How to Know if My Clavicle Bone is Fractured
Plain x-rays evaluate the clavicle fracture and assess the fracture pattern, displacement, angulation, comminution, and shortening. After the fracture is assessed, appropriate management is decided upon one of our New Jersey orthopedic doctors at the Advanced Orthopedics & Hand Surgery Institute.
What Do Clavicle Fractures Look Like?
This is a 51-year-old male who suffered a clavicle fracture from falling off a bike. The midshaft clavicle fracture had a superiorly displaced medial aspect with at least four interposing comminuted fragments. He was a good candidate for a clavicle open reduction and internal fixation with a plate and screws.
Here is an example of a 22-year-old male with an 8-month-old clavicular malunion. His clavicle fracture was treated conservatively in a sling and healed in a shortened position. The patient was having persistent pain and postural issues. He was indicated for a clavicular osteotomy and open reduction and internal fixation with a plate and screws. This required us to rebreak his clavicle to restore normal length.
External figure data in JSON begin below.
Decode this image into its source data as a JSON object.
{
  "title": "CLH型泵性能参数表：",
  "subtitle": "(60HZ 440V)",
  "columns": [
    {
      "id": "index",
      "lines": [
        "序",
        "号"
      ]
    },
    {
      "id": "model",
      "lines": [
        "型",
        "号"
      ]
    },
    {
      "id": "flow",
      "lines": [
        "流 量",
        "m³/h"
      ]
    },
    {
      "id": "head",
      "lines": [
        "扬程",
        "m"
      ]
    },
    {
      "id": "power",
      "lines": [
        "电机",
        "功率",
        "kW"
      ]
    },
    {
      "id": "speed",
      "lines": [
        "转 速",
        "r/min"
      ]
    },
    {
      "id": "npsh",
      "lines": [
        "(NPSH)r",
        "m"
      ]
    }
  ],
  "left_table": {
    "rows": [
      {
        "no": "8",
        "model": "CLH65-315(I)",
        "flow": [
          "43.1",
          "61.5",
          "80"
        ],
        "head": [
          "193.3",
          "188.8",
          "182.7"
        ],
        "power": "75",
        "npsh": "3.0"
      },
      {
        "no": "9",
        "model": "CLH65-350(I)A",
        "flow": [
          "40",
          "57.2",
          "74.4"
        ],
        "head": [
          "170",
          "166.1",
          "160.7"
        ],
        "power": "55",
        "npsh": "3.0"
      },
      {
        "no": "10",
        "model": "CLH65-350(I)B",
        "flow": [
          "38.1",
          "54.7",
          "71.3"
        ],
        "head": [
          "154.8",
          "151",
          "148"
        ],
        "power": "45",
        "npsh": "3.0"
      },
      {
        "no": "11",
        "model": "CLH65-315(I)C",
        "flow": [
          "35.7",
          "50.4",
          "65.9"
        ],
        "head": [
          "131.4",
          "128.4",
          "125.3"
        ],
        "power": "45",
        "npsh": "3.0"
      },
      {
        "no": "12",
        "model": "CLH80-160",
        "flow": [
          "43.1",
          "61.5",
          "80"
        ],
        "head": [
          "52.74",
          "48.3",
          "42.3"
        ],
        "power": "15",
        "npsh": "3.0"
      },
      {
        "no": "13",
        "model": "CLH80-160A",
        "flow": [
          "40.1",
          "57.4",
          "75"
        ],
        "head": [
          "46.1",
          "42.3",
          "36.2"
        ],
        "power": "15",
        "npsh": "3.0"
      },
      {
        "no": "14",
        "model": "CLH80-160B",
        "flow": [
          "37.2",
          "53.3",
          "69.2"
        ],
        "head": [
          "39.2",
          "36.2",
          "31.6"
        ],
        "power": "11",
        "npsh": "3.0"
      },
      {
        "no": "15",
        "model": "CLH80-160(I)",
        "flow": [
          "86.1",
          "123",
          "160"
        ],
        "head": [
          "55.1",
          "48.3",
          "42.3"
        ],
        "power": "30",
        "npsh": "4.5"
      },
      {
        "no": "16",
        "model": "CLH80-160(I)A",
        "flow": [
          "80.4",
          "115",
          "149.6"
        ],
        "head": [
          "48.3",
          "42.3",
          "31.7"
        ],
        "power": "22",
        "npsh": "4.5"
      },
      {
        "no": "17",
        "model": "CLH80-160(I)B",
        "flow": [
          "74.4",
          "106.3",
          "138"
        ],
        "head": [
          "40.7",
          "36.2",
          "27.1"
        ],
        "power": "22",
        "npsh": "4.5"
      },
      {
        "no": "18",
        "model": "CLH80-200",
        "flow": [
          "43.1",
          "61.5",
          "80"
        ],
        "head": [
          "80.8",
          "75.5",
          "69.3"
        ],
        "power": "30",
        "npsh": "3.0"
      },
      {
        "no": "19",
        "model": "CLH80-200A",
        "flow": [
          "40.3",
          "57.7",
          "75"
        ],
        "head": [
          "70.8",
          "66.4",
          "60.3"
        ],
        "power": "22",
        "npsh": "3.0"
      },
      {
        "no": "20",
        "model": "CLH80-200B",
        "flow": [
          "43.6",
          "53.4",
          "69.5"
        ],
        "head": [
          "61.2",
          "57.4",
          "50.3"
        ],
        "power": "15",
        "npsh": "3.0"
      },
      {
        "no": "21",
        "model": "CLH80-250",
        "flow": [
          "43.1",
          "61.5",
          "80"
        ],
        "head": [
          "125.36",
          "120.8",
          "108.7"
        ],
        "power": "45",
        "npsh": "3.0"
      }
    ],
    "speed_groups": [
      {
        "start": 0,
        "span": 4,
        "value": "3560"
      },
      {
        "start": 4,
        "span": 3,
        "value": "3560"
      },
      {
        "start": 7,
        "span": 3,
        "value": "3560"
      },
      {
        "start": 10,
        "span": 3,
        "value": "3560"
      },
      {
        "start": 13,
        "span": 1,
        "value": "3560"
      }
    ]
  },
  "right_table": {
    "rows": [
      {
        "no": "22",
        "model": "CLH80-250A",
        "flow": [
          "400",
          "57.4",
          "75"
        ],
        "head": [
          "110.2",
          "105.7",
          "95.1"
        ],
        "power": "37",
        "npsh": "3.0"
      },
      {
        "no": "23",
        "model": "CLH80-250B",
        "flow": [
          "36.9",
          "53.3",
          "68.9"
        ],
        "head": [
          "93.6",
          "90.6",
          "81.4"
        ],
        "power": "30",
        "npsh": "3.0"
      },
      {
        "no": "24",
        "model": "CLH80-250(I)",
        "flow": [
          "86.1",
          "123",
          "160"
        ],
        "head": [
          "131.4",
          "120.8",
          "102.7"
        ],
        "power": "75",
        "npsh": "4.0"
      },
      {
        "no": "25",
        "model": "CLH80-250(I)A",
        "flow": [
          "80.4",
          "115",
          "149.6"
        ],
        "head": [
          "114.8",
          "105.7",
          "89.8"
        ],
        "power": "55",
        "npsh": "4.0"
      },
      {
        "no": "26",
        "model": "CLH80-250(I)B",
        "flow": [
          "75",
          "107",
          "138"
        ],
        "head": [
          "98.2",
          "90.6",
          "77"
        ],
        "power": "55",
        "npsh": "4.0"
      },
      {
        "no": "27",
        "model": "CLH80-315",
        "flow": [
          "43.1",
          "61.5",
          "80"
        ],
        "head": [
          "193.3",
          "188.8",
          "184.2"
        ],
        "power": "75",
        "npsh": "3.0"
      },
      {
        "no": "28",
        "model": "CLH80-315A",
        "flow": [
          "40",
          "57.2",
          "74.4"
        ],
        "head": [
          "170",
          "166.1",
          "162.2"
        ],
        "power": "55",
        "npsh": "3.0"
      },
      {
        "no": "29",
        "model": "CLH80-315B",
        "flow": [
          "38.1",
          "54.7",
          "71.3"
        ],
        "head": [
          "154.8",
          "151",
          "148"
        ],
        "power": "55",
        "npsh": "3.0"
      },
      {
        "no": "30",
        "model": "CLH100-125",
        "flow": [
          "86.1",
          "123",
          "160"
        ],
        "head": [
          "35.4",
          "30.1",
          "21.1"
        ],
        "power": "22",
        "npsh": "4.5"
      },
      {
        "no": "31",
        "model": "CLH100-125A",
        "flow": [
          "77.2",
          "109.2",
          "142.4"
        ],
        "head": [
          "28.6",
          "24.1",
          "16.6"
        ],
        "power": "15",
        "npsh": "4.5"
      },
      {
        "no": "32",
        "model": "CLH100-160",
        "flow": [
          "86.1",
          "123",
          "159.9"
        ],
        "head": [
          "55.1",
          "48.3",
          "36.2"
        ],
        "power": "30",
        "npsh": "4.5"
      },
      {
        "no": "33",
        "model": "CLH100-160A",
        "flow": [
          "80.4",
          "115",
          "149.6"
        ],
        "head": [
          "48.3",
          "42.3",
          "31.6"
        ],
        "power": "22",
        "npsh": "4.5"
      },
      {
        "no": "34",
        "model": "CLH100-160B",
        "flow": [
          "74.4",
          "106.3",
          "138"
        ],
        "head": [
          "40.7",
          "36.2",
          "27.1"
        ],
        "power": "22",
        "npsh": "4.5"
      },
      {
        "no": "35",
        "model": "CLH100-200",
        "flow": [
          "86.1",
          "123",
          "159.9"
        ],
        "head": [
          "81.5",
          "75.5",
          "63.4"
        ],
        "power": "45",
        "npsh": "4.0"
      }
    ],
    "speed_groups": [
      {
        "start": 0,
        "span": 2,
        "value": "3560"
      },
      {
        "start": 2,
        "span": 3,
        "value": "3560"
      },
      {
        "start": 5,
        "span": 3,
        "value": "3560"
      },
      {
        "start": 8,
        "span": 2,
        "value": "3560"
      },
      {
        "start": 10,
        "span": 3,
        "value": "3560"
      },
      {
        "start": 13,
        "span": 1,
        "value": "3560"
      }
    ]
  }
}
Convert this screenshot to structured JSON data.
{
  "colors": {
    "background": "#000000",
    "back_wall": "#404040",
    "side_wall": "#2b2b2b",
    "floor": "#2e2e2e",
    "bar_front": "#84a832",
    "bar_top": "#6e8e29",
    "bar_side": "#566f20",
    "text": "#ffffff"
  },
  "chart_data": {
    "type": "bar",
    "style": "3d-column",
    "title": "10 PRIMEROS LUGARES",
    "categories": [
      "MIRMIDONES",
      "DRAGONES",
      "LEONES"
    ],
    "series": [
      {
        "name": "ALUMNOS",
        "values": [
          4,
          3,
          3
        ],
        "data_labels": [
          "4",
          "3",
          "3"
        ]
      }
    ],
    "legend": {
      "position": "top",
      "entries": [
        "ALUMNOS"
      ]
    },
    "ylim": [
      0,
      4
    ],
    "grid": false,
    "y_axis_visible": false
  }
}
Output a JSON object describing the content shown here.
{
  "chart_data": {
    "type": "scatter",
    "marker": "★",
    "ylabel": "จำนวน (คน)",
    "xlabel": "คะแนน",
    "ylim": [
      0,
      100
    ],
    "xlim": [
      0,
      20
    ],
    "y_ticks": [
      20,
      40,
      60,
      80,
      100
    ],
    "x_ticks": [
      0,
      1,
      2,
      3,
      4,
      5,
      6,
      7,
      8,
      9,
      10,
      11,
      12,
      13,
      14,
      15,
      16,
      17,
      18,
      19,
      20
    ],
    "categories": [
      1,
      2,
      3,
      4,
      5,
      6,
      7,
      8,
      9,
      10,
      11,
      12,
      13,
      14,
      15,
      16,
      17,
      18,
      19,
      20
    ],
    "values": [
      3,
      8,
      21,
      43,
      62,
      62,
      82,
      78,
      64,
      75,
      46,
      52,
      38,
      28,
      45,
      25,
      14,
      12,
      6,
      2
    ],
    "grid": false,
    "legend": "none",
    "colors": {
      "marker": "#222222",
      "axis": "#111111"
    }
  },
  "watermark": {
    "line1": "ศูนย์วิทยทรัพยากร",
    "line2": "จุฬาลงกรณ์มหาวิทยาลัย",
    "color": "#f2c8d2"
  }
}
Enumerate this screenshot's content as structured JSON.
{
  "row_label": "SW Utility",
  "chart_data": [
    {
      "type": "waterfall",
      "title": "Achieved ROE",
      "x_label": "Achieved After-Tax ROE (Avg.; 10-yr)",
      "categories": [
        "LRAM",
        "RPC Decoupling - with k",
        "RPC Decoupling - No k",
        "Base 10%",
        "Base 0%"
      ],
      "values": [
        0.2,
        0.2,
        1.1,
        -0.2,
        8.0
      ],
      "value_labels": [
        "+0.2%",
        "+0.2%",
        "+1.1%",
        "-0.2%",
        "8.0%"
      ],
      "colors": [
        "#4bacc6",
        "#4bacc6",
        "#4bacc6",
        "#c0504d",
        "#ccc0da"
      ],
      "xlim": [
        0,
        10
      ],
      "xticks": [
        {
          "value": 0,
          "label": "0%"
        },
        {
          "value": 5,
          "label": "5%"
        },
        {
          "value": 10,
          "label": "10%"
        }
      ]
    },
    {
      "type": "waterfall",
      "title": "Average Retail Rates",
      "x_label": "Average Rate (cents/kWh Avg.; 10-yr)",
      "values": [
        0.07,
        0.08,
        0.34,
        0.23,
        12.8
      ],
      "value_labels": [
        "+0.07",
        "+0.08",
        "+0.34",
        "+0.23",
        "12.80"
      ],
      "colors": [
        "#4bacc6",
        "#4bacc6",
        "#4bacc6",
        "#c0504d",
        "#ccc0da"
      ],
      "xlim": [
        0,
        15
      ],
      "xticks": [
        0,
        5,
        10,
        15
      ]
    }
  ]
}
Will I Need Surgery On My Broken Collarbone?
Surgical management of midshaft clavicle fractures is usually warranted when there is Less than 15mm of significant shortening, 100% displacement, or significant comminution especially in pediatric patients involved in high demand activities. Studies show that in pediatric patients 10 years and older with these fracture patterns use of an elastic stable intramedullary nail leads to less pain during recovery, increased patient satisfaction, and less time immobilized.
What Our Patients Have to Say
Dr. Ramin Ghobadi is an amazing surgeon who has worked on both my husband and me and is not only skilled, but also kind and attentive. I highly recommend him! -Stephanie S.
Excellent service and awesome staff. - Janice Espinosa
Pediatric Clavicle Fractures Non-Surgical Treatment
Typically, pediatric clavicle fractures with little displacement and minimal shortening can receive nonsurgical treatment. Treatment generally consists of immobilizing the arm in a sling for 4 weeks. After that point, the patient can begin ROM and will generally be ready to return to activities 8-12 weeks after the fracture.
Treatment Options For A Broken Collarbone
There are two options to consider for Clavicle surgical management. The first is fixing the bone with a plate and screws that lie on top of the bone. This will provide a secure and adequate reduction, although it does require stripping of muscle off the bone where the plate will rest. The plate and screws also require an extensive incision over a good portion of the clavicle to position it properly.
The patient may be able to feel the plate after surgery and it can potentially be bothersome when wearing a backpack, purse, or anything that puts pressure on the collarbone. A clavicle plate may require removal with a second surgery due to the irritation it causes. Despite the drawbacks of using a clavicle plate and screws, it may be the best option if the fracture is significantly comminuted or in multiple pieces.
The second option is then fixing the bone with a clavicle nail. A clavicle nail sits inside the bone in the intramedullary canal. This eliminates the need to strip down muscle overlying the clavicle. This Clavicle surgery option is done through three small incisions. The hardware is then placed inside the bone and cannot be felt by the patient after surgery. The clavicle nail also eliminates the irritation that patients sometimes experience from straps and backpacks. This hardware rarely requires removal after surgery.